Verordnung des Bundesministers für öffentliche Wirtschaft und Verkehr vom 12. März 1985 über Ambulanz- und Rettungsflüge mit Zivilluftfahrzeugen (Zivilluftfahrzeug-Ambulanz- und Rettungsflugverordnung ZARV – 1985)
StF: BGBl. Nr. 126/1985

Präambel/Promulgationsklausel

Auf Grund des § 134 Abs. 2 des Luftfahrtgesetzes, BGBl.
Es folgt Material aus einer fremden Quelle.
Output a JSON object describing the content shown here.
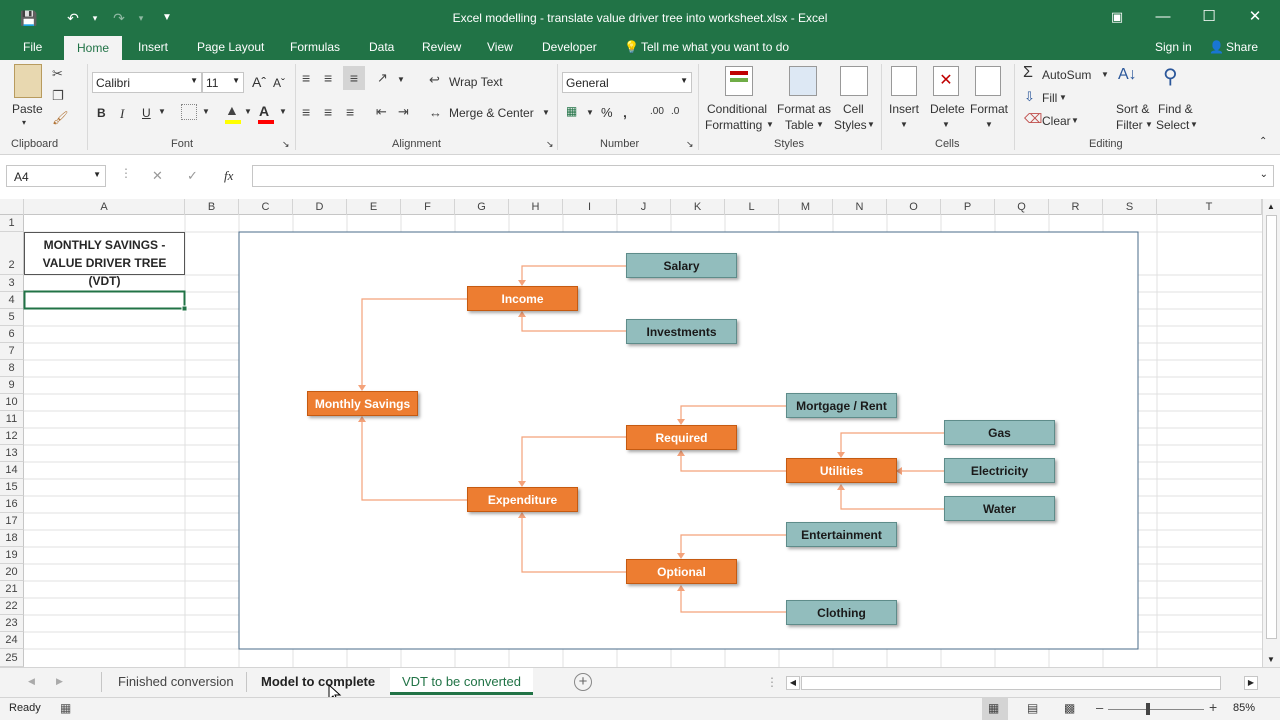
{
  "window": {
    "title": "Excel modelling - translate value driver tree into worksheet.xlsx - Excel",
    "restore_icon": "restore-window-icon"
  },
  "tabs": [
    {
      "label": "File"
    },
    {
      "label": "Home"
    },
    {
      "label": "Insert"
    },
    {
      "label": "Page Layout"
    },
    {
      "label": "Formulas"
    },
    {
      "label": "Data"
    },
    {
      "label": "Review"
    },
    {
      "label": "View"
    },
    {
      "label": "Developer"
    }
  ],
  "tell_me": "Tell me what you want to do",
  "sign_in": "Sign in",
  "share": "Share",
  "ribbon": {
    "clipboard": {
      "paste": "Paste",
      "label": "Clipboard"
    },
    "font": {
      "name": "Calibri",
      "size": "11",
      "label": "Font",
      "bold": "B",
      "italic": "I",
      "underline": "U"
    },
    "alignment": {
      "wrap": "Wrap Text",
      "merge": "Merge & Center",
      "label": "Alignment"
    },
    "number": {
      "format": "General",
      "label": "Number",
      "percent": "%"
    },
    "styles": {
      "conditional1": "Conditional",
      "conditional2": "Formatting",
      "format_as1": "Format as",
      "format_as2": "Table",
      "cell1": "Cell",
      "cell2": "Styles",
      "label": "Styles"
    },
    "cells": {
      "insert": "Insert",
      "delete": "Delete",
      "format": "Format",
      "label": "Cells"
    },
    "editing": {
      "autosum": "AutoSum",
      "fill": "Fill",
      "clear": "Clear",
      "sort1": "Sort &",
      "sort2": "Filter",
      "find1": "Find &",
      "find2": "Select",
      "label": "Editing"
    }
  },
  "formula_bar": {
    "name_box": "A4",
    "fx": "fx",
    "value": ""
  },
  "columns": [
    "A",
    "B",
    "C",
    "D",
    "E",
    "F",
    "G",
    "H",
    "I",
    "J",
    "K",
    "L",
    "M",
    "N",
    "O",
    "P",
    "Q",
    "R",
    "S",
    "T"
  ],
  "rows": [
    "1",
    "2",
    "3",
    "4",
    "5",
    "6",
    "7",
    "8",
    "9",
    "10",
    "11",
    "12",
    "13",
    "14",
    "15",
    "16",
    "17",
    "18",
    "19",
    "20",
    "21",
    "22",
    "23",
    "24",
    "25"
  ],
  "cells": {
    "a2_line1": "MONTHLY SAVINGS -",
    "a2_line2": "VALUE DRIVER TREE (VDT)"
  },
  "vdt": {
    "salary": "Salary",
    "income": "Income",
    "investments": "Investments",
    "monthly_savings": "Monthly Savings",
    "mortgage": "Mortgage / Rent",
    "required": "Required",
    "gas": "Gas",
    "utilities": "Utilities",
    "electricity": "Electricity",
    "water": "Water",
    "expenditure": "Expenditure",
    "entertainment": "Entertainment",
    "optional": "Optional",
    "clothing": "Clothing",
    "colors": {
      "orange": "#ED7D31",
      "teal": "#92BDBD",
      "connector": "#F4A27A"
    }
  },
  "sheets": [
    {
      "label": "Finished conversion"
    },
    {
      "label": "Model to complete"
    },
    {
      "label": "VDT to be converted"
    }
  ],
  "status": {
    "ready": "Ready",
    "zoom": "85%"
  }
}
Nr. 253/1957, wird im Einvernehmen mit dem Bundesminister für Inneres sowie dem Bundesminister für Gesundheit und Umweltschutz verordnet:

§ 1

Text

I. TEIL: ALLGEMEINE BESTIMMUNGEN

Geltungsbereich

§ 1. (1) Diese Verordnung gilt für die Durchführung von Rettungsflügen im österreichischen Bundesgebiet sowie für Ambulanzflüge mit österreichischen Zivilluftfahrzeugen (§ 11 Abs.1 und 2 sowie § 15 Abs. 1 des Luftfahrtgesetzes).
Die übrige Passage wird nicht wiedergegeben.